THere is always a couple of factors what affect the performance.

Where is always a question what exactly you are reading: a bazillion of < 1KB files could be anywhere on the physical storage and while the time to access for a single file could be as fast as SSD can provide, the pattern of accessing thousands of files of small files not only fills the IO queue, but wastes tons of time on overhead, for every file you access there is not only "Hey SSD grab bytes at LBA 44444 to 5555", but also there are a before mentioned queue for IO operations, parsing MFT for the file location at LBA, reading and parsing DACL, allocating handles (and discarding them later) etc, etc. And if you run out of caches (most notably the DRAM cache on your SSD) then of course things starts to slow down to a crawl, especially if you not only reading those files, but do other things on the same drive at the same time.

Also while I mention MFT - some small files are stored in it entirely[2], so all the overhead is processed quickly (because in normal conditions most of the MFT is cached in memory anyway) but it should be small enough[3].

Also don't forget what if your file is 1KB the drive doesn't read 1KB from the storage. At best it reads 4KB (the default NTFS cluster size), but if your next file isn't in this block (or it is but by the time it comes to read it the cache of this block was already flushed) then you need to wait until the previous read completes. Yes, reads are fast, in theory, but again this is where IO queue, caches, NCQ starts do matter.
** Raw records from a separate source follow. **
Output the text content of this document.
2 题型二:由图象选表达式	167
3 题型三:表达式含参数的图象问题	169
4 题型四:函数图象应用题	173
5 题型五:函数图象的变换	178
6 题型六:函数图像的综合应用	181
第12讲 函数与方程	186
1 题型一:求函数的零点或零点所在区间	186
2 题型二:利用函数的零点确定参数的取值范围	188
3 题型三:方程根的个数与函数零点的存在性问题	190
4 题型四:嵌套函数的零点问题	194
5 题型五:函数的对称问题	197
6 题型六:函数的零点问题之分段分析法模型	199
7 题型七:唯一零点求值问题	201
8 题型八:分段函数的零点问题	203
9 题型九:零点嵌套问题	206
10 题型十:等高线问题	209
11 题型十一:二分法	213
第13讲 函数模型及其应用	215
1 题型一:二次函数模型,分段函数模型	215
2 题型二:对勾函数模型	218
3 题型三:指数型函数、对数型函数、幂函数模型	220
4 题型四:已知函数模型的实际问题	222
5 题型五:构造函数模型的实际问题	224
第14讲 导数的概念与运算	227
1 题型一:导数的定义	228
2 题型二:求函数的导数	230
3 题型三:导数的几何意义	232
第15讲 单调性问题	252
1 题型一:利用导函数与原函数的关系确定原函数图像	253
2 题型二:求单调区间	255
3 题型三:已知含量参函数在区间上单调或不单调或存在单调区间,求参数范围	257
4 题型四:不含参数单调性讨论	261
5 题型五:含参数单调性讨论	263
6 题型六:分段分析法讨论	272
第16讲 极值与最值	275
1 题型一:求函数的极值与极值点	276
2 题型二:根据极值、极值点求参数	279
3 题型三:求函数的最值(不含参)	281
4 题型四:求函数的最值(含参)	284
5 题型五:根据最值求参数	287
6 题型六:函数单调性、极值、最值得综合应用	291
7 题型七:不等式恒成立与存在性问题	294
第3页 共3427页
And last but not least: on Windows there is always a question if the antivirus software (be it built-in Defender or a 3rd-party one) is still sane or wastes your time rechecking all your already checked, static, non-executable files. Like a bazillion of jsons.

[0] and without TRIM support you can't even have even a very loose guarantee what you really cleared the block.

[1] back in the day I used this to defrag a very heavy fragmented HDDs, just Ghost it to another drive and then restore it back - all files are defraged and it takes way less time because source drive only reads, not read-write-repeat.

[2] https://superuser.com/questions/1185461/maximum-size-of-file...

[3] just checked a couple random files on my drive - cutoff is somewhere around ~700B.